Como era de prever, a maioria dos inquiridos entendia que as diferenças eram grandes demais e, embora aceitando o maior salário dos executivos, defendia que a diferença deveria ser menor.

Até aqui, nada que surpreenda. O curioso é que a ideia que os inquiridos tinham sobre as diferenças salariais estava muito aquém da realidade. Na Áustria, por exemplo, os inquiridos julgavam que um Director Executivo ganhava 5 vezes mais do que um trabalhador não qualificado, mas ganhava 36 vezes mais. Na Dinamarca, não ganhava duas vezes mais, como os inquiridos pensavam, mas 48 vezes – e na Suécia 89 vezes. Nos Estados Unidos, em lugar de ganhar, como pensavam os inquiridos, 6,7 vezes mais, um Director Executivo ganhava 354 vezes mais. Em Portugal, onde os inquiridos apontavam um rácio de 5, ele é, de facto, de 53. E o Público recorda a propósito que, em 2013, Pedro Soares dos Santos ganhou 108 vezes mais do que a média dos restantes trabalhadores da Jerónimo Martins.

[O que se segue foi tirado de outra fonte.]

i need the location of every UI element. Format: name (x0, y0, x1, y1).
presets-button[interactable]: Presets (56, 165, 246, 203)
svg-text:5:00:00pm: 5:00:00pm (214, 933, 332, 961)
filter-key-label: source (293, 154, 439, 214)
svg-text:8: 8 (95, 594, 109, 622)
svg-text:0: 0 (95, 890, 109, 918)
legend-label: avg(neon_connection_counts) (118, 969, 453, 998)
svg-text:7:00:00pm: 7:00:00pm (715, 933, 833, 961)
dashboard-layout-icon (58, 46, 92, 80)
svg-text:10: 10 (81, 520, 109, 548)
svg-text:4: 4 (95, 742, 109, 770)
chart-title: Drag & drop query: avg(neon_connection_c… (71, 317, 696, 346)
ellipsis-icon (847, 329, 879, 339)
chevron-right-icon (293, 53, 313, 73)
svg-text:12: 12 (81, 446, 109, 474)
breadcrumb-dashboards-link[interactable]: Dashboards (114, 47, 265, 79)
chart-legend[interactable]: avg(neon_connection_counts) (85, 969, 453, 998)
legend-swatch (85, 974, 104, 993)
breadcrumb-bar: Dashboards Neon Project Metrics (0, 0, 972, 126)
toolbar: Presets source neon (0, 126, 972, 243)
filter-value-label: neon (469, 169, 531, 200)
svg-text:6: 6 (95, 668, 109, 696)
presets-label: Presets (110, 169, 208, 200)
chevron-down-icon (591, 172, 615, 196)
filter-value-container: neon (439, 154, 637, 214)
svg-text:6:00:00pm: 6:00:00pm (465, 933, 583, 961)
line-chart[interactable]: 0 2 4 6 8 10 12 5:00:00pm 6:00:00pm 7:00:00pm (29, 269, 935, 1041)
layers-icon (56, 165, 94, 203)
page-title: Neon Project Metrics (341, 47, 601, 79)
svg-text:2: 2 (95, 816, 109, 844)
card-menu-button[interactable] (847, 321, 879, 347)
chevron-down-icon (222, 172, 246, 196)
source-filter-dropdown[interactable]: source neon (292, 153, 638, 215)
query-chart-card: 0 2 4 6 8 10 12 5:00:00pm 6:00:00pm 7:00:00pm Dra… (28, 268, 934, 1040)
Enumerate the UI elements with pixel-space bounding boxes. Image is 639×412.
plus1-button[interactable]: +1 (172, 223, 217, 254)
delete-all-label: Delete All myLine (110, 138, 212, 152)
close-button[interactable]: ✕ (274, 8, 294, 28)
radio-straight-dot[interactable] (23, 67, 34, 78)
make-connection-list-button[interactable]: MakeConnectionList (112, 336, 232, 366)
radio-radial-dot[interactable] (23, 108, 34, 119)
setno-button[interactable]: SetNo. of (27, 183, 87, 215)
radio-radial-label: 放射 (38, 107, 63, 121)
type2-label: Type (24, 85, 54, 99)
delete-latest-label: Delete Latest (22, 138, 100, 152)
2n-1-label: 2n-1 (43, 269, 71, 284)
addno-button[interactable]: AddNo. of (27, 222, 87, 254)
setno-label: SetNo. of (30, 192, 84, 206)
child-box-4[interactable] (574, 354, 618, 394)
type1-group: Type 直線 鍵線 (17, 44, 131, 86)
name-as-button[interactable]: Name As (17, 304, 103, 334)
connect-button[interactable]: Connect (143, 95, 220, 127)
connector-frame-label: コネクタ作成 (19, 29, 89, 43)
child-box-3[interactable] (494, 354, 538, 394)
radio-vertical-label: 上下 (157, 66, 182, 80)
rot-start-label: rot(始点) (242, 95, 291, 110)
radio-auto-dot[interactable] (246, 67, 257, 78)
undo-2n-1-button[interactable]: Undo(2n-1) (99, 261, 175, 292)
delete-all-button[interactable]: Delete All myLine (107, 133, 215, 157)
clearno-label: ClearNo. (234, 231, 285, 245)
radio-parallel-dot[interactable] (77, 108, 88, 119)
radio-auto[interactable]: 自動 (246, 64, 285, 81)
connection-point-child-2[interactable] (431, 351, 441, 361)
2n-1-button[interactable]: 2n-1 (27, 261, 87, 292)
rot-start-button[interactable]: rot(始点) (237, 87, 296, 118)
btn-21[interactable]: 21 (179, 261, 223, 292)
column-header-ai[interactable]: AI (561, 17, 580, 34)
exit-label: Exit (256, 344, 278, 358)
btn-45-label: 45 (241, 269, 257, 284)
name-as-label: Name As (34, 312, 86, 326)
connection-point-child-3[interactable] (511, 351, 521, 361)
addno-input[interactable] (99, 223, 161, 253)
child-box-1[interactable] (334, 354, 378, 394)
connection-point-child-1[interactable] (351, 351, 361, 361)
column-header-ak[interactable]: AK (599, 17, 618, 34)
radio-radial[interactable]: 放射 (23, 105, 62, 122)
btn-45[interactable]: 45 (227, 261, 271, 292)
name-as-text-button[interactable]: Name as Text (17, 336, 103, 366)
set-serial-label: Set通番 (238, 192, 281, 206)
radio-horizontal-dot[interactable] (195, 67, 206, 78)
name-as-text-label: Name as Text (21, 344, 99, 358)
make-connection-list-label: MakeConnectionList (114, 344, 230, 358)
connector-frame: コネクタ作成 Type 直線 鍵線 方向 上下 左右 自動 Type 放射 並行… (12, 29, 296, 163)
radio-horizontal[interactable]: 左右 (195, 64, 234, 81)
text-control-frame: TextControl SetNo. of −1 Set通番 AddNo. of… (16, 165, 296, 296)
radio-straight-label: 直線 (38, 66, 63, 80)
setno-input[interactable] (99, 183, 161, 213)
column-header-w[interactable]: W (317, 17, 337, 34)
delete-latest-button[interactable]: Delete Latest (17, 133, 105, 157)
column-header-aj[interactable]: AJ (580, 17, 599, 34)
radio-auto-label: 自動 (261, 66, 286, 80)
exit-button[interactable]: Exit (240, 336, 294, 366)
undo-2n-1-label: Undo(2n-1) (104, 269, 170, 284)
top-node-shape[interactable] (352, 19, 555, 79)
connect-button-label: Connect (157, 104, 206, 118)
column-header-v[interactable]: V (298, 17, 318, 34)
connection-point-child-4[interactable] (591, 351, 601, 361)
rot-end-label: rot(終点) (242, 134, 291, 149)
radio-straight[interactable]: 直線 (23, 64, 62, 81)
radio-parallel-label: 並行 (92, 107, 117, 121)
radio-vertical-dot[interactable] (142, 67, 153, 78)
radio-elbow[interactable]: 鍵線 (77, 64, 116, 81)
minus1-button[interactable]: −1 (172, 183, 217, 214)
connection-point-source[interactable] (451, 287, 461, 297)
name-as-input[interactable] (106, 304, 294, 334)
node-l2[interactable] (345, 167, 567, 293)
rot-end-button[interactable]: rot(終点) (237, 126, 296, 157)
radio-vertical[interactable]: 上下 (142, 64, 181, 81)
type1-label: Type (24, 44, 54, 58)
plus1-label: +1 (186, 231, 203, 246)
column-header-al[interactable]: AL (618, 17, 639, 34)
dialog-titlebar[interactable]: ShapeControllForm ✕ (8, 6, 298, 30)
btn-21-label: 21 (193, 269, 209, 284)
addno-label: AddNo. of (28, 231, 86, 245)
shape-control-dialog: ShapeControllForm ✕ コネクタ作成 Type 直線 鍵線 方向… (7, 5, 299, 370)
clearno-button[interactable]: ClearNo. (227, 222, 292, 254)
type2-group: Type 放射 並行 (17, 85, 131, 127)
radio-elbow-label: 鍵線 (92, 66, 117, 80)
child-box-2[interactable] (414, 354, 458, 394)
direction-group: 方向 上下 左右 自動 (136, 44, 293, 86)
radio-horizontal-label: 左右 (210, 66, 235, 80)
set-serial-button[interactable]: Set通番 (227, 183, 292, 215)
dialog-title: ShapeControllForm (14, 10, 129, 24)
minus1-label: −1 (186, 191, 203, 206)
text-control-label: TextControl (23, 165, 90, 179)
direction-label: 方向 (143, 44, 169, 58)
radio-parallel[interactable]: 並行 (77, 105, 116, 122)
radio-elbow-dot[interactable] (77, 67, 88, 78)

Sim, conheço o argumento, é o peso da responsabilidade. Mas será justificável que essa responsabilidade se salde nestes valores?

Dias antes, saíram notícias sobre um homem que terminava o seu mandato como presidente de um país. País pequeno, é certo, mas talvez não seja excessivo comparar as suas responsabilidades às de um Director de uma grande empresa. No entanto, José Mujica, uma vez presidente do Uruguai, não viu razões para mudar da casa onde há anos vivia com a mulher, nem para auferir um salário muito superior ao que necessitava para viver – e doava 90% desse salário a obras de caridade… E não se pode dizer que não tivesse responsabilidades. O seu foi o primeiro país do Mundo a enfrentar o narcotráfico, legalizando a produção e a venda da cannabis.

Vi as duas notícias com poucos minutos de intervalo, e corri o risco de acreditar que, digam o que digam, um outro Mundo é possível.